Contratura Capsular na cirurgia plástica: causas, tratamento e prevenção

  • Problema responde por quase 40% dos casos de troca de implante mamário
  • Classificação médica define 4 níveis de contratura capsular
  • Prótese com revestimento contribui para evitar a alteração

Quando o assunto é cirurgia plástica para aumento de mamas, é comum ouvir sobre casos de contratura capsular, que pode atrapalhar o sonho das mulheres que colocaram próteses. Mas, existe como controlar esse problema? Por que ocorre? Tem tratamento ou a única saída é remover as próteses implantadas nos seios? Para responder essas questões, conversamos com Dr. Alexandre Mendonça Munhoz (CRM-SP 81.555), mestre e doutor em Cirurgia Plástica na área de Cirurgia Mamária pela Faculdade de Medicina da USP, e Membro Especialista e Titular da Sociedade Brasileira de Cirurgia Plástica (SBCP), que nos forneceu esclarecimentos detalhados sobre o assunto. Acompanhe!

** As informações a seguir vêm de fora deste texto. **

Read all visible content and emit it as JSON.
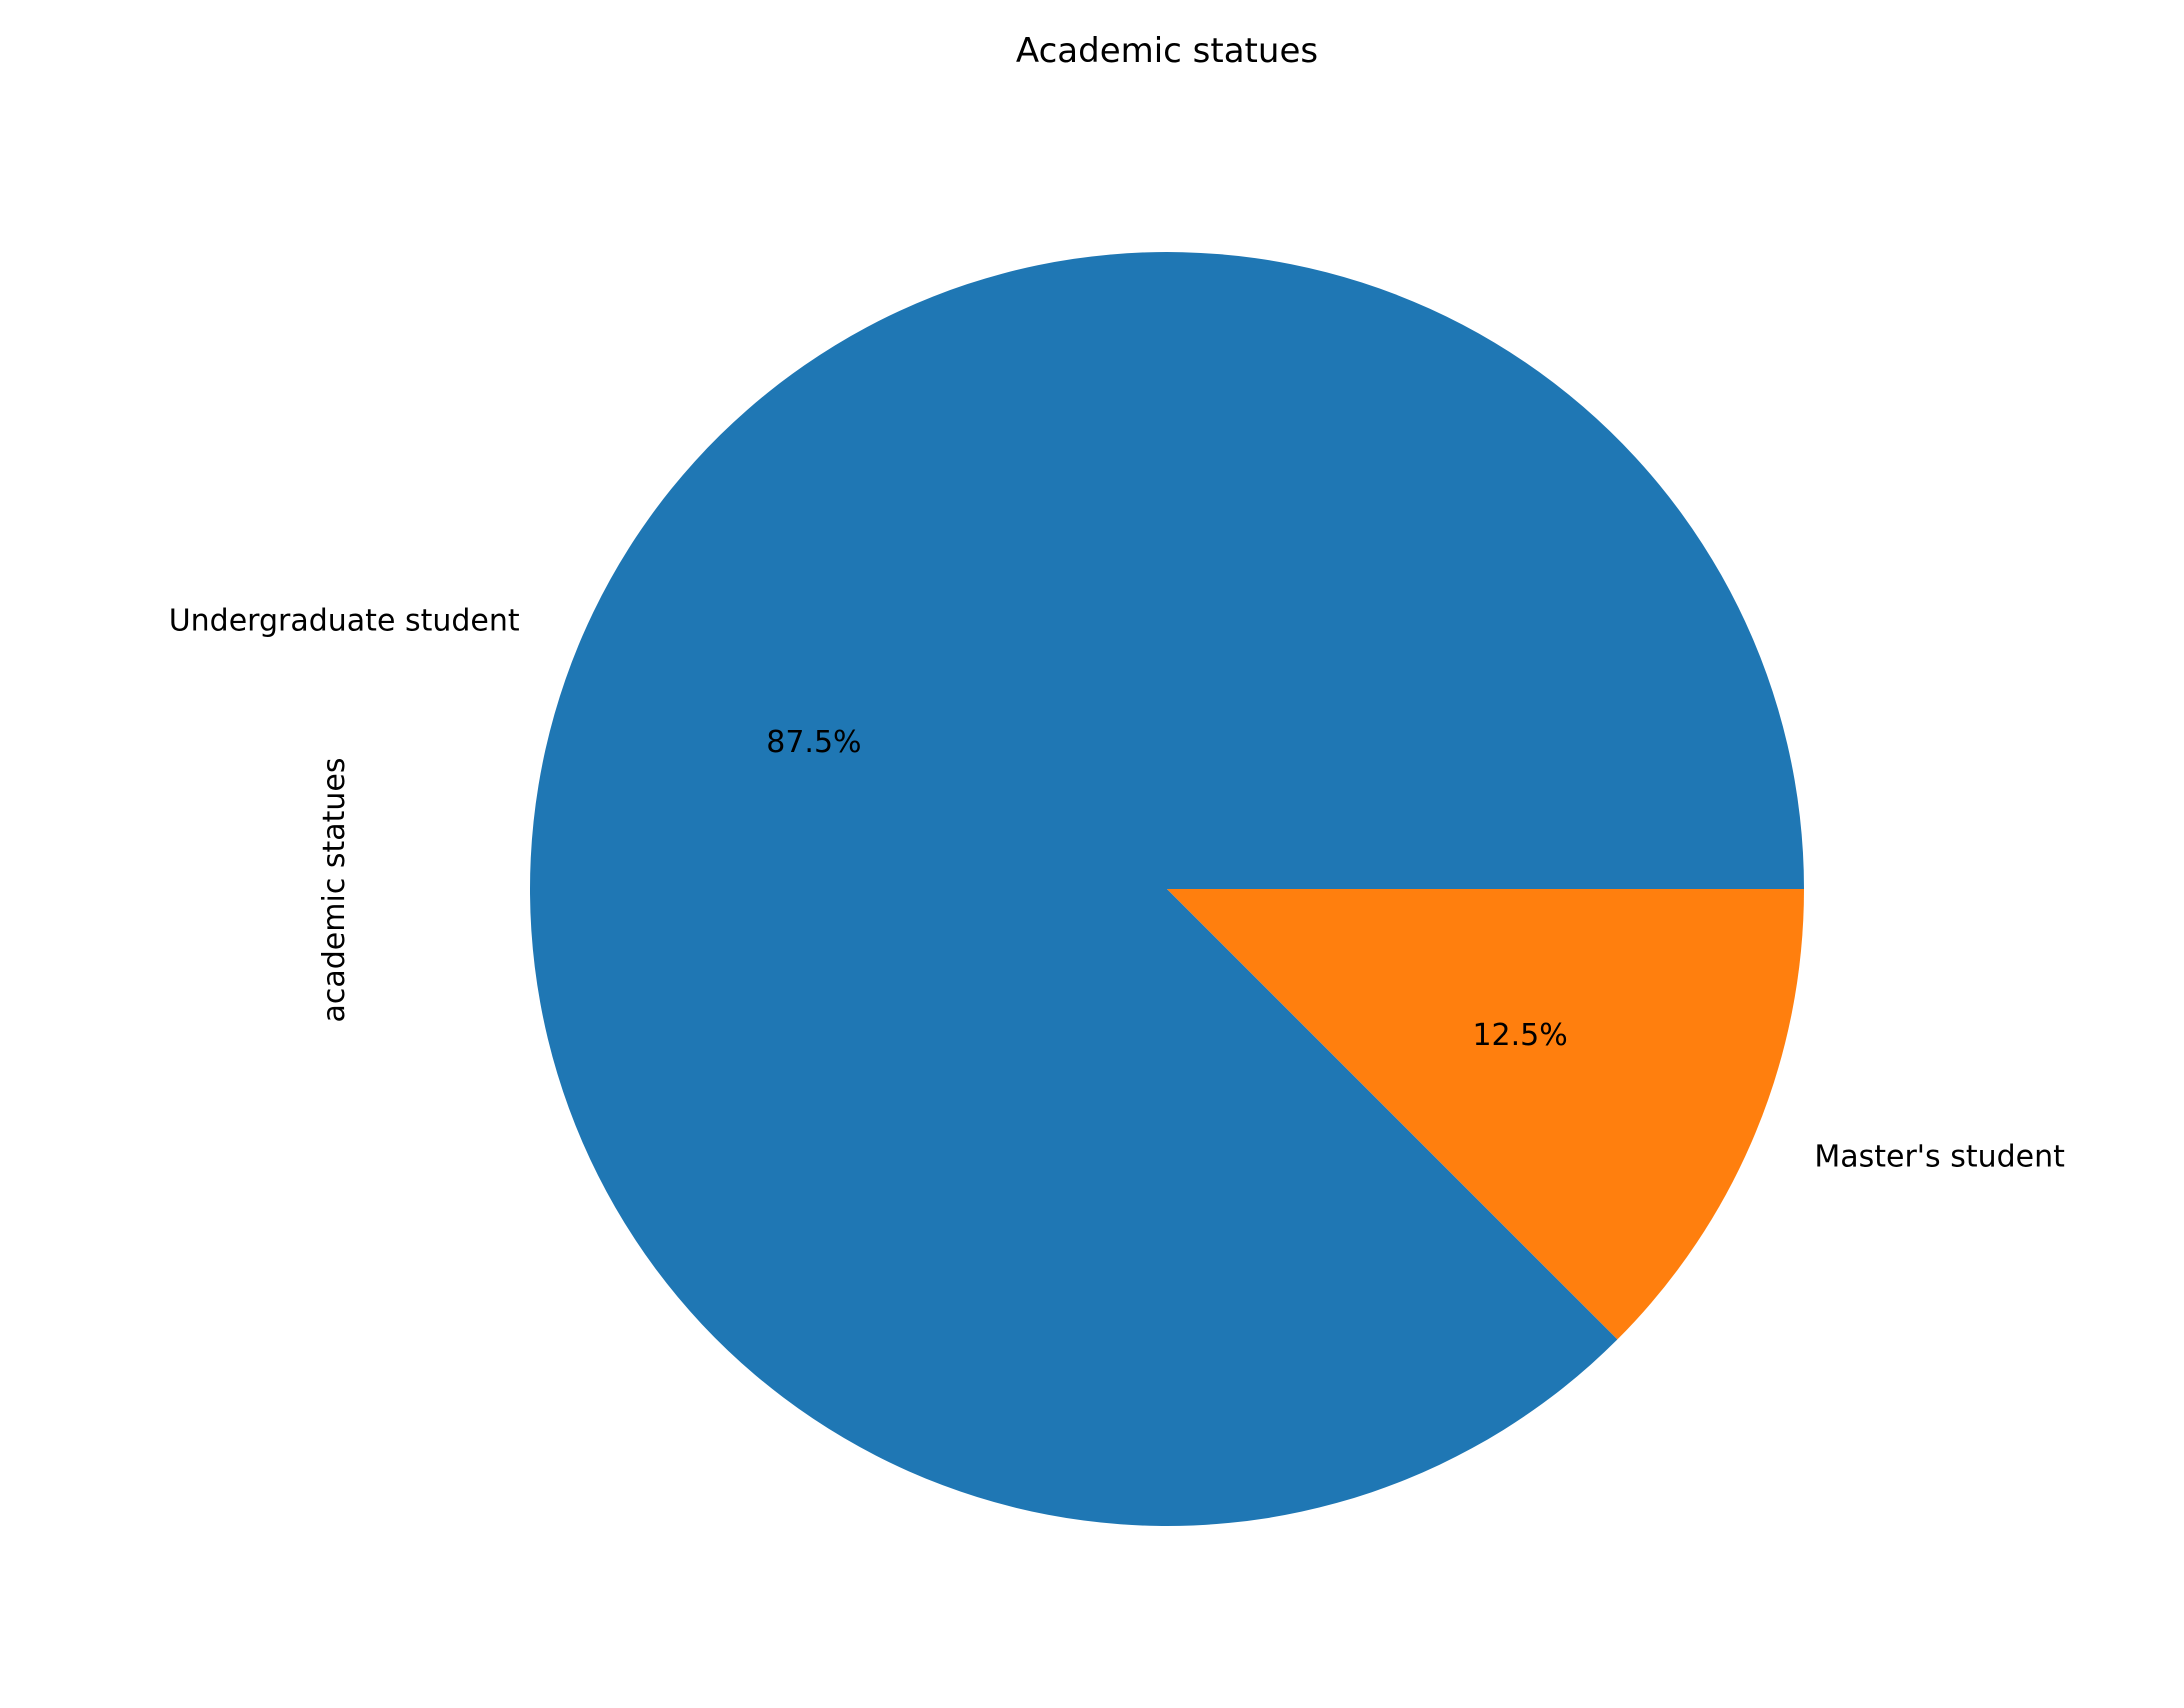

1. O que é contratura capsular?

A contratura capsular é definida como a perda da elasticidade da cápsula que envolve o implante (prótese) de silicone. Habitualmente, é formada por tecido conjuntivo (fibrose) e é um fenômeno natural, após qualquer cirurgia que envolva materiais sintéticos. Processos semelhantes são observados em materiais de síntese óssea (pinos), implantes dentários, marca-passo, ente outros. Como uma ação de defesa do organismo, o sistema imunológico desenvolve uma cicatriz interna sob a forma de várias camadas sobre a prótese. Quando essa reação é muito intensa ocorre maior produção de fibrose, que incide em uma menor elasticidade desta cápsula, o que caracteriza o processo de contratura (maior rigidez).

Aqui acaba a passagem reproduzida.